Air France Speeds Airbus Pitot Replacements After Pilots Complain
Air France has accelerated its effort to replace pitot tubes on its Airbus aircraft after members of one pilots union threatened to refuse to fly the unmodified airplanes, the New York Times reported on Tuesday. The airline had said over the weekend it would replace the sensors on all Airbus A330 and A340 airplanes over the next few weeks. But on Monday, Alter, a union representing about 12 percent of Air France pilots, posted a notice on its Web site urging its members to "refuse any flight on an A330/A340 which has not had at least two pitot sensors modified," according to the Times. SNPL-ALPA, which represents the largest share of Air France pilots, made no such suggestion, but union spokesman Eric Derivry told the Associated Press: "What we know is that other planes that have experienced incorrect airspeed indications have had the same pitots. And planes with the new pitot tubes have never had such problems."

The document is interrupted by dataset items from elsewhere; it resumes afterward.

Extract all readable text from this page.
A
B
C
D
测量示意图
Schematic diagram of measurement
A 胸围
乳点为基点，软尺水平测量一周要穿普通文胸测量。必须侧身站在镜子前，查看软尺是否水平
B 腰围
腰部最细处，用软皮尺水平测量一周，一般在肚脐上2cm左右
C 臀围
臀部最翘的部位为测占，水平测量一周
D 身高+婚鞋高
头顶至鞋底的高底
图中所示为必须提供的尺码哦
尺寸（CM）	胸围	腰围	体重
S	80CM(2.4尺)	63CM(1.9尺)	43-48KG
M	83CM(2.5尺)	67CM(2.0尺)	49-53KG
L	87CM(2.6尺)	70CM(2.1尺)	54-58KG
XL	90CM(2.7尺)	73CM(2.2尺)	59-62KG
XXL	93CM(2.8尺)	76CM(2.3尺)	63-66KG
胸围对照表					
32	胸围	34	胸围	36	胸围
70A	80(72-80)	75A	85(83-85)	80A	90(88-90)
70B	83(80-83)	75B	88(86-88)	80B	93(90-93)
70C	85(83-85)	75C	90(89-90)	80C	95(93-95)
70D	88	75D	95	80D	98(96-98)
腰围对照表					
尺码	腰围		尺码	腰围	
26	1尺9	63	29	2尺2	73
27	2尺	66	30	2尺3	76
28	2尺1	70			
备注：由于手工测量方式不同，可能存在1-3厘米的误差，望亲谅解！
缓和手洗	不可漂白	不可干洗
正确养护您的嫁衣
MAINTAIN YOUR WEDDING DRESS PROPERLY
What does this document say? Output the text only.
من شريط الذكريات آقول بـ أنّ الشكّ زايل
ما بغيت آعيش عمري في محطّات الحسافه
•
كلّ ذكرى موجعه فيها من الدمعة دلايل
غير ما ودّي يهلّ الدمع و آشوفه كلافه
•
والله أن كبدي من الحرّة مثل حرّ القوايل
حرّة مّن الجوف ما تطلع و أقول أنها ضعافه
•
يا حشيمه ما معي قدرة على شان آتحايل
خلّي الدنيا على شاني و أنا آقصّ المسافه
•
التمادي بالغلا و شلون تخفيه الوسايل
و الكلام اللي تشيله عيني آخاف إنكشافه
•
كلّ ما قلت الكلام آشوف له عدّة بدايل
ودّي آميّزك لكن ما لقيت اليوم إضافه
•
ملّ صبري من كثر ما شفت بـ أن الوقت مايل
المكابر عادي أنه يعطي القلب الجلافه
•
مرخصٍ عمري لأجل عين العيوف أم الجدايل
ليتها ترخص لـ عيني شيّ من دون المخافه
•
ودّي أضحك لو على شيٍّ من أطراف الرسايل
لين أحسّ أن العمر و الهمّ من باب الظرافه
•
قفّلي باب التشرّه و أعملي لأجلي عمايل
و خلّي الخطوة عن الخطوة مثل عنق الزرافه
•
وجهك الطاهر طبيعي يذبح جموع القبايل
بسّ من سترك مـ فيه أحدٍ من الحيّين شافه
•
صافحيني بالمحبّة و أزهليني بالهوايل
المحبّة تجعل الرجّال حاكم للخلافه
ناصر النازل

A U.S. Navy ship and the French nuclear attack submarine Emeraude are both en route to the crash site of Air France Flight 447 to aid the search for the cockpit voice and flight data recorders. The Navy also flew two devices called Towed Pinger Locators to Brazil on Monday. The five-foot-long devices can detect the signals from emergency beacons from as deep as 20,000 feet. They will be towed behind French tugboats. Crews so far have recovered 28 bodies from the crash site. They have been flown via Blackhawk helicopter to Fernando de Noronha, an island 400 miles off the coast of Brazil, and later will be taken to the mainland in a C-130. Identification by fingerprints and dental records is expected to take some time. A total of 228 people died in the crash. On Monday, the airplane's vertical stabilizer was recovered, the largest piece of the aircraft that has been found so far. The piece showed no evident signs of fire or explosion.